東京血風録
月曜日。
霧華は戻ることなく、朝を迎えた。
遥は学校へ行く準備を始めていた。
今通う都内の高校へは、剣道の特待生制度ど入学しえおり、さほど勤勉家ではないので、教科書参考書の類は教室の机の中へ突っ込んだままだった。
何も入ってないカバンと木刀1本、それが遥の通学スタイルだった。
だから今日も、用意というにはあまりに質素だった。
ただ、心の準備には相当の時間を割いたのだった。
シャワーから始まり、詰め襟の学生服を着込んだ現時点でも、まだウダウダしていた。
儂をおもむろに握り締めると、深呼吸をした。
初めての学校とは、どれほどのプレッシャーがあるのだろうか、見ているこちらが心中穏やかではないわ。
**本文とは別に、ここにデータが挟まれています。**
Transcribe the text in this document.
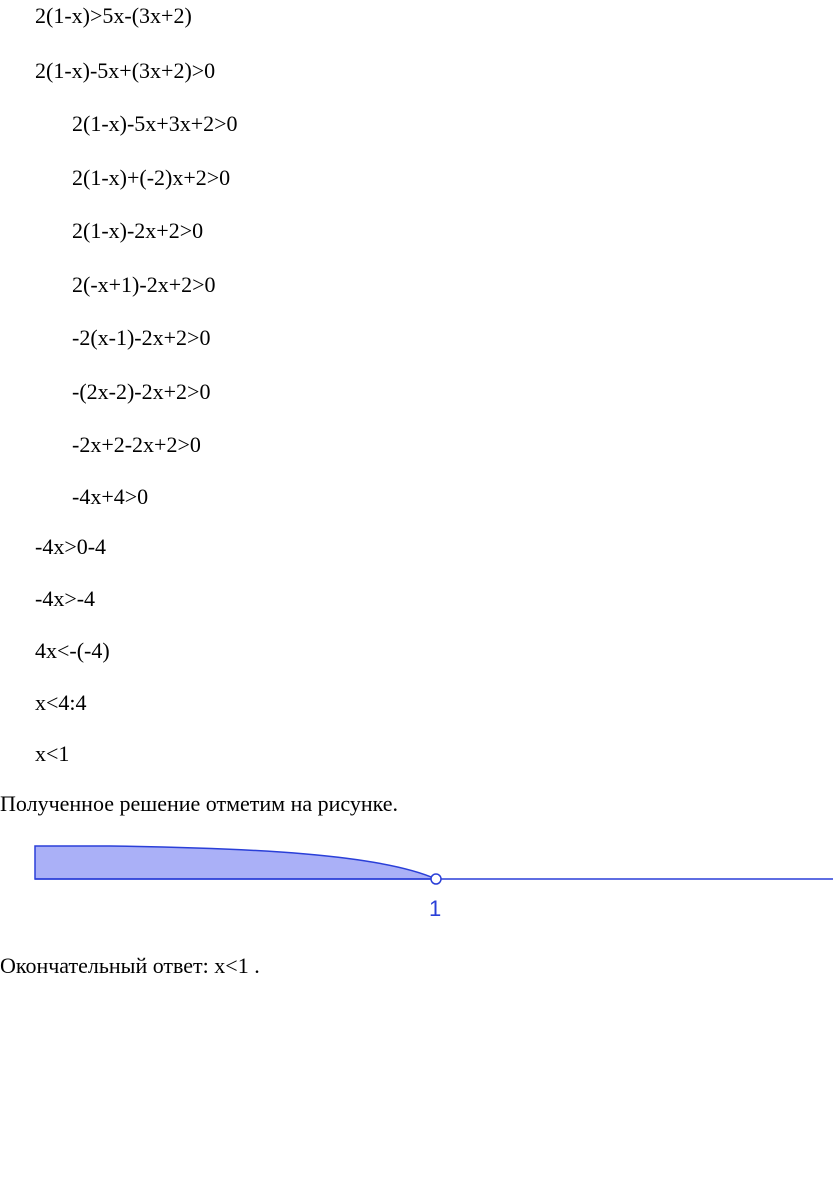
2(1-x)>5x-(3x+2)
2(1-x)-5x+(3x+2)>0
2(1-x)-5x+3x+2>0
2(1-x)+(-2)x+2>0
2(1-x)-2x+2>0
2(-x+1)-2x+2>0
-2(x-1)-2x+2>0
-(2x-2)-2x+2>0
-2x+2-2x+2>0
-4x+4>0
-4x>0-4
-4x>-4
4x<-(-4)
x<4:4
x<1
Полученное решение отметим на рисунке.
1
Окончательный ответ: x<1 .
すると、すっくと立ち上がり、靴に履き替えなんら躊躇することなくいつもの道を歩いて駅に着いた。
改札口のそばで立っている男に見覚えがあった。
詰め襟の学生服は筋肉ではちきれんばかりである。
藤堂飛鳥である。
にこりと笑いながら会釈をすると、
「おはようございます。僕も今日から編入するんですよ。折角だから、一緒に行きませんか?」と、言った。